Déjà en janvier de la même année, il se démarquait de Chirac qui affirmait dans ses vœux qu’il fallait « mieux reconnaître la valeur du contrat, y compris, si nécessaire, sur le plan constitutionnel ». Lors du rassemblement annuel des secrétaires de section du PS le 23 janvier 2000, Jospin lui répliquait ainsi : « je refuse que les contrats reçoivent une valeur plus grande que la loi. Cela signifierait que l’intérêt particulier aurait une valeur supérieure à la loi, alors que la loi est l’expression de la souveraineté du peuple. Cette conception, je la combattrai politiquement et au nom d’une certaine vision de la République. »

Le projet socialiste confirme le primat de la loi La préférence pour le contrat affirmée par Ségolène Royal et Dominique Strauss Kahn marque donc une cassure avec ce qu’ont toujours défendu la gauche et le PS. Ce virage est d’autant plus incompréhensible que le projet socialiste qu’ils ont approuvé ne s’engage pas du tout dans cette voie, contrairement à ce qu’a pu affirmé Ségolène Royal lors du débat télévisé du 17 octobre. Le projet défend « une concertation entre le gouvernement et les partenaires sociaux pour un bon équilibre entre l’action législative d’un côté et la négociation de l’autre. »

On est loin de la substitution du contrat à la loi que Ségolène Royal a cru y lire. D’autant que le texte réaffirme ensuite très clairement le principe de la hiérarchie des normes : « nous interdirons qu’un accord d’entreprise puisse déroger à un accord de branche ou au code du travail ; l’accord de branche sera lui-même soumis au code du travail. » Sur la relance salariale ou la généralisation des 35 heures le projet rappelle aussi que c’est la loi qui aura le dernier mot si la négociation n’a pas abouti dans un sens conforme au progrès social.

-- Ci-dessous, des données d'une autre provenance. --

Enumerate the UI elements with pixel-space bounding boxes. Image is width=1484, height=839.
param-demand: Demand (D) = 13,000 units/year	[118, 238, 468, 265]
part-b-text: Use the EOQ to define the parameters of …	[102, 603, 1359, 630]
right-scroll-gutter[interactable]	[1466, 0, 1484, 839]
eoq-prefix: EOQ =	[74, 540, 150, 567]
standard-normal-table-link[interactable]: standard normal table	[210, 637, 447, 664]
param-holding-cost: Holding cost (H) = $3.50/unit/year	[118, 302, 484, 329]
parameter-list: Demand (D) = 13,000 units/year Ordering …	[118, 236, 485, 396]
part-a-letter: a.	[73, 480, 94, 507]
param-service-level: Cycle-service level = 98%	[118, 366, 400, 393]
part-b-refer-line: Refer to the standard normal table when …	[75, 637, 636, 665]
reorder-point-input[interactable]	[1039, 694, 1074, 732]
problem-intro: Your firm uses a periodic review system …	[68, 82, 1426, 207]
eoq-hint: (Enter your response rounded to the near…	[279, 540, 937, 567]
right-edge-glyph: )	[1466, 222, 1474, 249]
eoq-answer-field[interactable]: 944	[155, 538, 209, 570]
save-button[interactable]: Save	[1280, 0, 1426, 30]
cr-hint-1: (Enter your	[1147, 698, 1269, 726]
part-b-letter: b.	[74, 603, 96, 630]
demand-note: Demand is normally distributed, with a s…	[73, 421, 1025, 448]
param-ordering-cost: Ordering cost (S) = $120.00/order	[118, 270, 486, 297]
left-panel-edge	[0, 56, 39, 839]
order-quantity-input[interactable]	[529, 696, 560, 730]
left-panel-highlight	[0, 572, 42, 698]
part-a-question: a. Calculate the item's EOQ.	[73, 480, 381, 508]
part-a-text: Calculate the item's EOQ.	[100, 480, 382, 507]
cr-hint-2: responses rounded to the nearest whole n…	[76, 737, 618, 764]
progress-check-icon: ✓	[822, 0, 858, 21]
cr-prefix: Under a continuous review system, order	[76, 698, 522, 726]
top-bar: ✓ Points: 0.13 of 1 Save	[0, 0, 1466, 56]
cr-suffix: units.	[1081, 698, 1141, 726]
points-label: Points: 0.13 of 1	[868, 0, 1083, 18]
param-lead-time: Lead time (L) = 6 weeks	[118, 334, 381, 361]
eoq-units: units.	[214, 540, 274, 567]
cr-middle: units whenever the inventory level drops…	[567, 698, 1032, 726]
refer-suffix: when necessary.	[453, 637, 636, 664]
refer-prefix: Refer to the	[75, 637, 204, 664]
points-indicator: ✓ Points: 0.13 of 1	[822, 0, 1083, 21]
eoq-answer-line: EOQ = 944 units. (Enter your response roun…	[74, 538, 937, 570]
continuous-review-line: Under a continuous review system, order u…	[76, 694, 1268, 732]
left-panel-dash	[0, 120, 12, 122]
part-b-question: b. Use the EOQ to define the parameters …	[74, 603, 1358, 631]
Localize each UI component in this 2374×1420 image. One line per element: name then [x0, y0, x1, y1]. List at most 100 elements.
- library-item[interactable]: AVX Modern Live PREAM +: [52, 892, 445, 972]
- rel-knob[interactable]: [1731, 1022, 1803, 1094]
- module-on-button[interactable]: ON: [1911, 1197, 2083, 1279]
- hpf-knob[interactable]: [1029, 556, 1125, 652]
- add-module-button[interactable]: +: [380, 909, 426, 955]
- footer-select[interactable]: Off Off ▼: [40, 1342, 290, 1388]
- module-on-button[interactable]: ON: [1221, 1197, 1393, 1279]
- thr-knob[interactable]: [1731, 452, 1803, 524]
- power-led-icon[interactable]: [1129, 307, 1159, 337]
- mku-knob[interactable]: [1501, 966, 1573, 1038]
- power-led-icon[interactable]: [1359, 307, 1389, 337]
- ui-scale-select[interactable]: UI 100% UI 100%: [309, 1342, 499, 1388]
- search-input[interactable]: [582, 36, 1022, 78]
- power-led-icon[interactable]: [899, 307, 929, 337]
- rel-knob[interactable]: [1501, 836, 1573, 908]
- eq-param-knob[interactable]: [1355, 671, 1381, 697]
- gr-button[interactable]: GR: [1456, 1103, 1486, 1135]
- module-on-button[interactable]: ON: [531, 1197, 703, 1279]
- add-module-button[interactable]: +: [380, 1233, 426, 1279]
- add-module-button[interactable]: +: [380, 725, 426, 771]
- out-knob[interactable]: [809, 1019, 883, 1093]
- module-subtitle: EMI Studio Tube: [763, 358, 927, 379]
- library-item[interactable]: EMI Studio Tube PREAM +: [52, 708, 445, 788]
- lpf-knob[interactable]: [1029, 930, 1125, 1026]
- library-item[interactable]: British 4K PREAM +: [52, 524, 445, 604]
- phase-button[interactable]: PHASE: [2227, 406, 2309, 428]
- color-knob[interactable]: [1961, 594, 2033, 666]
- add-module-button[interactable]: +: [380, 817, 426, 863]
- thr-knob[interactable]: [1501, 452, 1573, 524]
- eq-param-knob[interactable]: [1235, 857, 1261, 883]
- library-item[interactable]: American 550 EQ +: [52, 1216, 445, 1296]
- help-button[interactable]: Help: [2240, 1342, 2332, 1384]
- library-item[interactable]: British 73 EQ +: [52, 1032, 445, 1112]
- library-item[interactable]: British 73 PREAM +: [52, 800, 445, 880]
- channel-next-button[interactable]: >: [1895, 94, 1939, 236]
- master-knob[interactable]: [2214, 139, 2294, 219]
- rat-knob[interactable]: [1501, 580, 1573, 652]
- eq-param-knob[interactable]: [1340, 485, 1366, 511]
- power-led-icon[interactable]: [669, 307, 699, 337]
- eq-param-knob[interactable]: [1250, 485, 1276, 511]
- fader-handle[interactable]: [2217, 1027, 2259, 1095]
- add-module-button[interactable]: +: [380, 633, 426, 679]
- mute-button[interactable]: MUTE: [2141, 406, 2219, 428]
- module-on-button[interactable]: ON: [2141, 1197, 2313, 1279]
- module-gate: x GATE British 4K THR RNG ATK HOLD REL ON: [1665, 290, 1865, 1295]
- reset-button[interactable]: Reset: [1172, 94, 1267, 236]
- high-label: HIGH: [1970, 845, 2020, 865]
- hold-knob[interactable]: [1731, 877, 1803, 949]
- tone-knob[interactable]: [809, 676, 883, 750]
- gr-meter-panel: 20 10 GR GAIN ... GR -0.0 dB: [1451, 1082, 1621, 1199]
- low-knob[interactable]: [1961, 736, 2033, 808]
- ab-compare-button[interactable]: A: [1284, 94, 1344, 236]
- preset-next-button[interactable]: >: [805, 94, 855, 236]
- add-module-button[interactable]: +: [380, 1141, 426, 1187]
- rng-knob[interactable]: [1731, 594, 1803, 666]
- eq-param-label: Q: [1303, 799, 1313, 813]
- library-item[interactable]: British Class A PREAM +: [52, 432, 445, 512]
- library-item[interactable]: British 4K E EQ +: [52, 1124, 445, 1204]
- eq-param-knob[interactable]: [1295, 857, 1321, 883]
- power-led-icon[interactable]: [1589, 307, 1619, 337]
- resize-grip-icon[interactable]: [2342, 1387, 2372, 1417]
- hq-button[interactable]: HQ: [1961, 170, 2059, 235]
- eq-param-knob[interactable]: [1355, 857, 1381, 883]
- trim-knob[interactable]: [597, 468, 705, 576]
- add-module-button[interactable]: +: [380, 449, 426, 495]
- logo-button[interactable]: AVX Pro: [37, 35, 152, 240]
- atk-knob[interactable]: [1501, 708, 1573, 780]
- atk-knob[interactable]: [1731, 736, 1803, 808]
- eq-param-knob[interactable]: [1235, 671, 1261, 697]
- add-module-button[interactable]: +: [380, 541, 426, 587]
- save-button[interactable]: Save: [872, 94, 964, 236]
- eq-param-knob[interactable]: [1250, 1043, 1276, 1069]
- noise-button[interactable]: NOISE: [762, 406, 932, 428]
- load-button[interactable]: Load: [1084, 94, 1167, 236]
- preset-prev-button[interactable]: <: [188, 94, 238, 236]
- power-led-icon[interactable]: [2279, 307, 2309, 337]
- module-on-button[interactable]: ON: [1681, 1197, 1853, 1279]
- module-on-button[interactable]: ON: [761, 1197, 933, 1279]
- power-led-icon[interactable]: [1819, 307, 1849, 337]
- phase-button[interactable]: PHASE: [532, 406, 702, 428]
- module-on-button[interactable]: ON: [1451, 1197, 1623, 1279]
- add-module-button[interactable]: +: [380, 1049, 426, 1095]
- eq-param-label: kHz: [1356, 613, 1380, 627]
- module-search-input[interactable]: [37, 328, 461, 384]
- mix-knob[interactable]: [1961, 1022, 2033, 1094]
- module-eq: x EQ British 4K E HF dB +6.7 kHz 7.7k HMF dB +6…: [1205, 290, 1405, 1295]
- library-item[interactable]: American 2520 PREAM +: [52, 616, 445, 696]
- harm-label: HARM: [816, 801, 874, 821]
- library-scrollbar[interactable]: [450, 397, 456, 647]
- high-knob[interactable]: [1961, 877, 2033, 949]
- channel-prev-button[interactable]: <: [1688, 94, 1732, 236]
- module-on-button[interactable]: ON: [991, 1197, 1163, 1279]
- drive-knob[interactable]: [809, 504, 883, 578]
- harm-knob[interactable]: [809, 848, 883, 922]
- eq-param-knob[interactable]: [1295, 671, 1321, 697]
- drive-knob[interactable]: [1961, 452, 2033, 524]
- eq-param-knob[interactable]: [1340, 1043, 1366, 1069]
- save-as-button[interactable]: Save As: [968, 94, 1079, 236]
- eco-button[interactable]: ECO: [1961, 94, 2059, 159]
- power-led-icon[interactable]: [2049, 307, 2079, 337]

On est donc loin là aussi des 35 heures étendues au cas par cas par le contrat et pas par la loi comme l’a prétendu Dominique Strauss Kahn. Sur le temps de travail, le projet précise que « nous rétablirons par la loi les rémunérations des heures supplémentaires et les plafonds horaires », là où la droite avait permis aux contrats de multiplier les dérogations en la matière.